Gore, in a speech Monday, called for an independent investigation of the administration program that he says broke the law by listening in – without warrants – on Americans suspected of talking with terrorists abroad.
Gore called the program, authorized by President Bush, “a threat to the very structure of our government” and charged that the administration acted without congressional authority and made a “direct assault” on a federal court set up to authorize requests to eavesdrop on Americans.
McClellan’s salvo missed the mark for two reasons. The first is that Gore isn’t the only spokesperson on the issue. Former Republican Congressman Bob Barr was scheduled to speak with Gore.

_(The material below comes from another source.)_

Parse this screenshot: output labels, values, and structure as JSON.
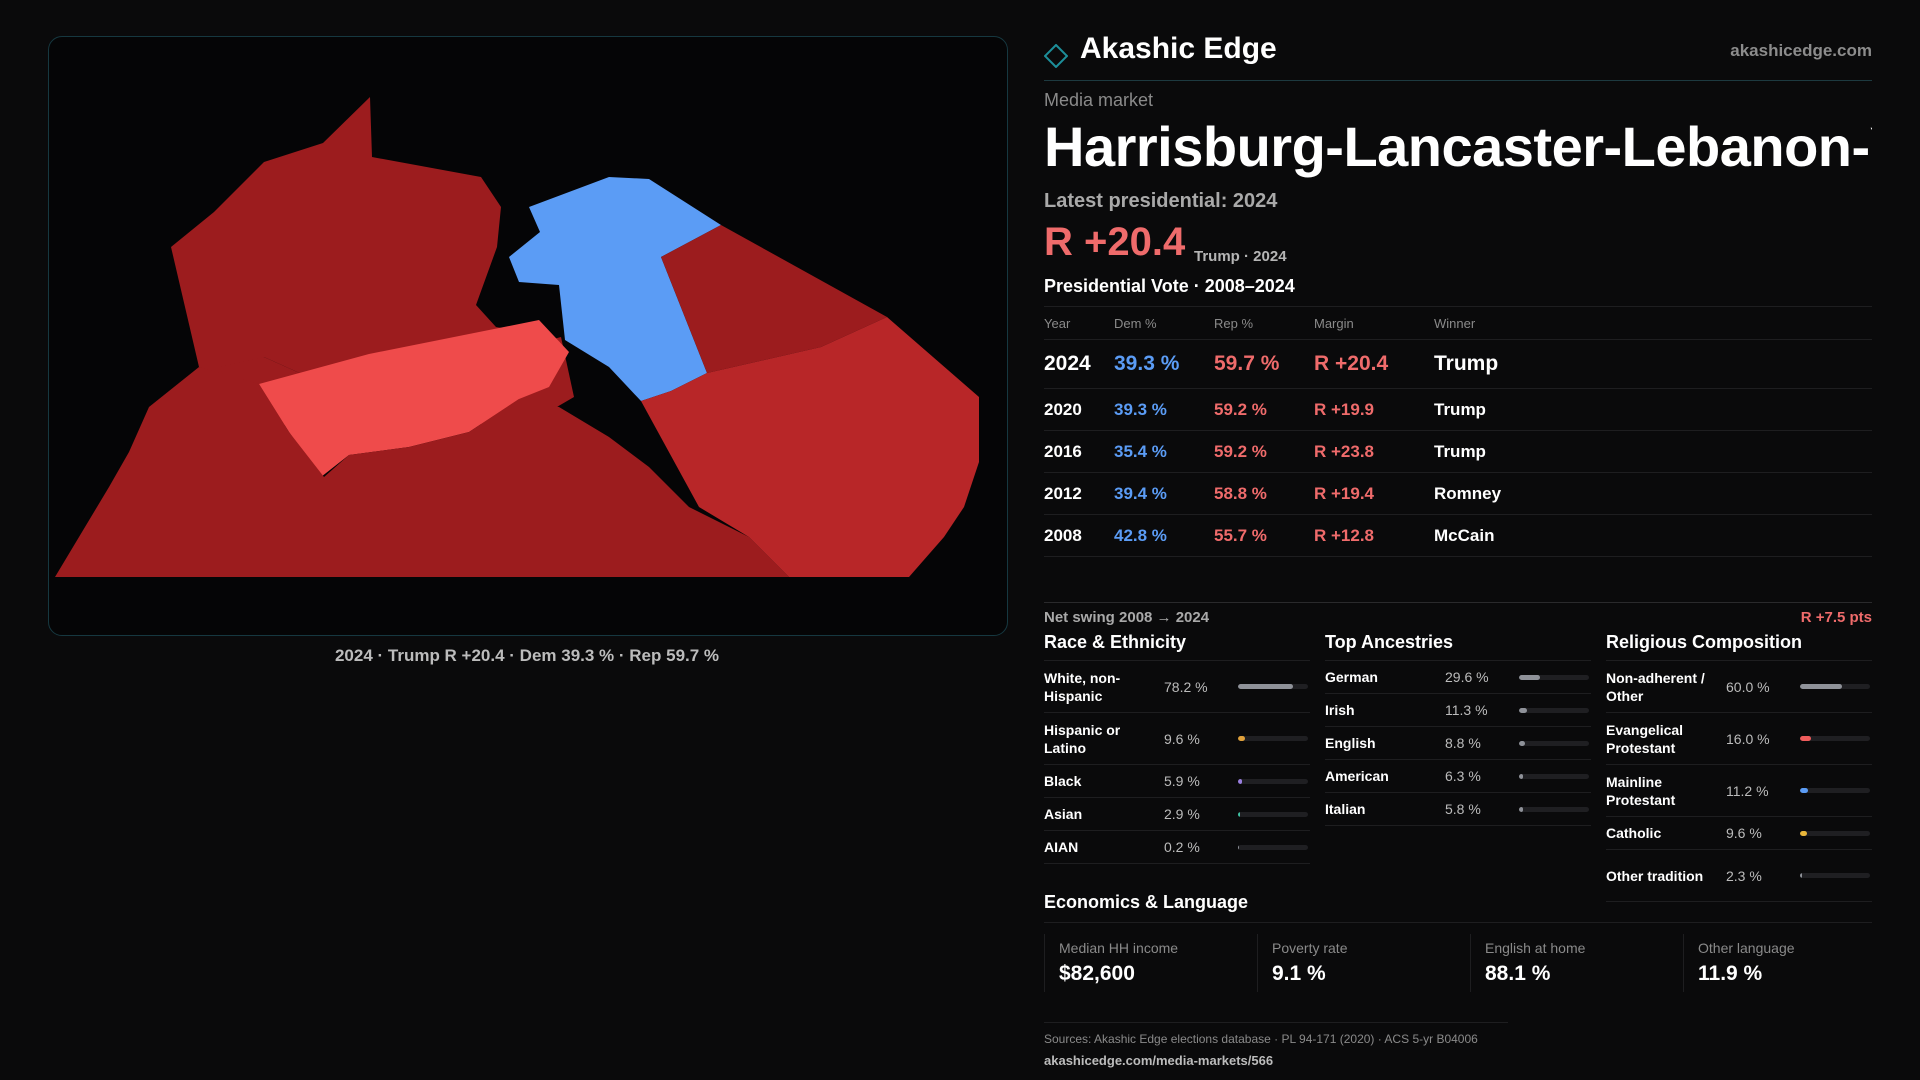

Human Events Online billed it this way:
Former Vice President Al Gore will attack President Bush’s domestic eavesdropping program at a Washington, D.C., speech on Martin Luther King Day — with a Republican by his side.
Gore is teaming up with former Rep. Bob Barr, a Republican, for the policy address, which is endorsed by MoveOn.org and sponsored by the American Constitution Society and Liberty Coalition. Barr is an outspoken critic of Bush on issues of national security. He led the drive to impeach President Bill Clinton, Gore’s partner in the White House for eight years.
The LA Times explains a bit more:
Gore was scheduled to be introduced via a satellite feed by former Rep. Bob Barr (R-Ga.), one of the managers of the House impeachment case against Clinton. But problems with a satellite link prevented Barr from speaking.
McClellan almost hit on one issue. Had he had not started on unlevel ground with the insinuation that this is a Democrat v. Republican issue, this barrage might have found a target:
McClellan said the Clinton-Gore administration had engaged in warrantless physical searches, and he cited an FBI search of the home of CIA turncoat Aldrich Ames without permission from a judge. He said Clinton’s deputy attorney general, Jamie Gorelick, had testified before Congress that the president had the inherent authority to engage in physical searches without warrants.
“I think his hypocrisy knows no bounds,” McClellan said of Gore.
In the end, it is obvious that the GOP is merely shooting spitwads, as they have never gone after the Clinton administration about the Ames search — that is until it suddenly became convenient for them. Those with inside-the-beltway mentality may not get it, but most of America sees McClellan calling Gore a hypocrite yet the latest jackyderm example of pot-calling-the-kettle-blackism.